Much of Maker’s early professional development, as Bauer describes it, focused on developing open communication between students and teachers around what students know and what their “at bat” scores mean. One teacher, with Bauer’s support, has been coaching students to take ownership of their collective mastery of standards. Students are encouraged to say to themselves and each other, “Hey, as a class, we don’t know this. We’re not clear on “X” content piece, so let’s figure this out by the end of class.” This kind of self-awareness and collective accountability can only happen in an environment of transparency and rapid feedback. As Bauer describes it, “the narrative of a course” must be clear to everyone, from teachers to families.
Continued Iteration
Now in its third year, Maker’s team is working to strengthen advisory, making it a strong and consistent home base for students in a school where they are given a high level of agency and independence. “Some of our work,” Bauer says, “is making sure advisors really take ownership” over their students. The school’s leadership team has seen some examples of advisors doing just that, attending parent-teacher meetings with teachers of subjects they may not even teach, simply because the student is their advisee. This year, both Principal Bauer and College Advisory Ivy Anderson are leading their own advisories for juniors. These junior year advisories focus on preparing students for college and career. Students work on a portfolio of tasks geared toward helping them make key decisions about their futures.

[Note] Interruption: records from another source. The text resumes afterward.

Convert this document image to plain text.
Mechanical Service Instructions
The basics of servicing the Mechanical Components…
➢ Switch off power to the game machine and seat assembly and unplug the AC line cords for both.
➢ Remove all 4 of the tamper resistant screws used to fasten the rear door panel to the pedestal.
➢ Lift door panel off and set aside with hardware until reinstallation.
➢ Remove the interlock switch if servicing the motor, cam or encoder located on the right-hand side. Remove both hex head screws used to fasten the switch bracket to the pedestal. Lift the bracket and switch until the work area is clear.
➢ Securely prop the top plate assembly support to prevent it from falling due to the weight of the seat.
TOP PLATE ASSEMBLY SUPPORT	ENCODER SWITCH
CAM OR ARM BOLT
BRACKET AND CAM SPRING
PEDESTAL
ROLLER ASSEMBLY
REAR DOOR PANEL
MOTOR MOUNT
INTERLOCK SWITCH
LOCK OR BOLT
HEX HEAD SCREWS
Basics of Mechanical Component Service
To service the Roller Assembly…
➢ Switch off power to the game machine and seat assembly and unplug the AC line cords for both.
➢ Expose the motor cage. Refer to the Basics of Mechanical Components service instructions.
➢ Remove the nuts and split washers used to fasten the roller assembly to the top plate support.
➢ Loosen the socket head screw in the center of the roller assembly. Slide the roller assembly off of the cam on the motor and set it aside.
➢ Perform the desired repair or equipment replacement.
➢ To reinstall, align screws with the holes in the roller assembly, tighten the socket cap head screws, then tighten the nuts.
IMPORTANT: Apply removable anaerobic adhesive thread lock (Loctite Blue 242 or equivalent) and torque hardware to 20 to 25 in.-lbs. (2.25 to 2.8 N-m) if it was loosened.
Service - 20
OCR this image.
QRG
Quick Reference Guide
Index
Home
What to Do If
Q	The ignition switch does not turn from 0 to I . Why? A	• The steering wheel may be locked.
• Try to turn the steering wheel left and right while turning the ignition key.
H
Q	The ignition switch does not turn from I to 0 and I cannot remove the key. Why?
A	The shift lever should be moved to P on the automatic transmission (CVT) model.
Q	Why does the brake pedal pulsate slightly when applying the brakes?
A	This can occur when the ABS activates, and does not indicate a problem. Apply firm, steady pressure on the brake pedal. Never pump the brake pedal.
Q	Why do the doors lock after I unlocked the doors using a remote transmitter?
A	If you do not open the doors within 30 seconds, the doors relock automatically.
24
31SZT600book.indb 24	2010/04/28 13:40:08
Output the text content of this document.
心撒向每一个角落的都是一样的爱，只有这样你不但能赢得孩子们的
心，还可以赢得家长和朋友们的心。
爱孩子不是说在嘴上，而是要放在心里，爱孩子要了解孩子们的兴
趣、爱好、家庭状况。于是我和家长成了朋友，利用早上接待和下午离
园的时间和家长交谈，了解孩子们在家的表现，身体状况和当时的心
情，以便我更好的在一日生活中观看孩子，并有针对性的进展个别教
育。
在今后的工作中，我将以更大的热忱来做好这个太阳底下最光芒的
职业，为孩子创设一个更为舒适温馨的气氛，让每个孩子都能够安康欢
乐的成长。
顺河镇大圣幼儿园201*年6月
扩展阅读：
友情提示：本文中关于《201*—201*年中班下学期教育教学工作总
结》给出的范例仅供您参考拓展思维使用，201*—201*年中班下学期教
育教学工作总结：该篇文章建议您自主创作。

Moving forward, Bauer and his team plan to continue experimenting with their mastery system. They considered “sprints,” a new schedule that would condense instructional units into three or four-week intensives. Students would only take two core subject courses at a time, working toward a single strong performance task in each. In the next “sprint,” students would switch to their next two core subjects. In addition to focusing teachers and students on bite-size units of content and time, the system would also allow teachers to teach the same four-week “sprint” twice in a row (to different groups of students). Reflection time between sprints would allow teachers to hone their plans.
Maker’s strengths—encouraging collaboration and supporting real-world application of knowledge—are a strong foundation for what comes next. In the coming years, the task of UA Maker’s leadership is to ensure that all projects are equally rigorous, and that everything students design and produce is helping them meet their college and career goals. In the words of one student, “I’ve learned it’s okay to try new things, and for it not to be perfect at first. You never make the perfect machine the first time.”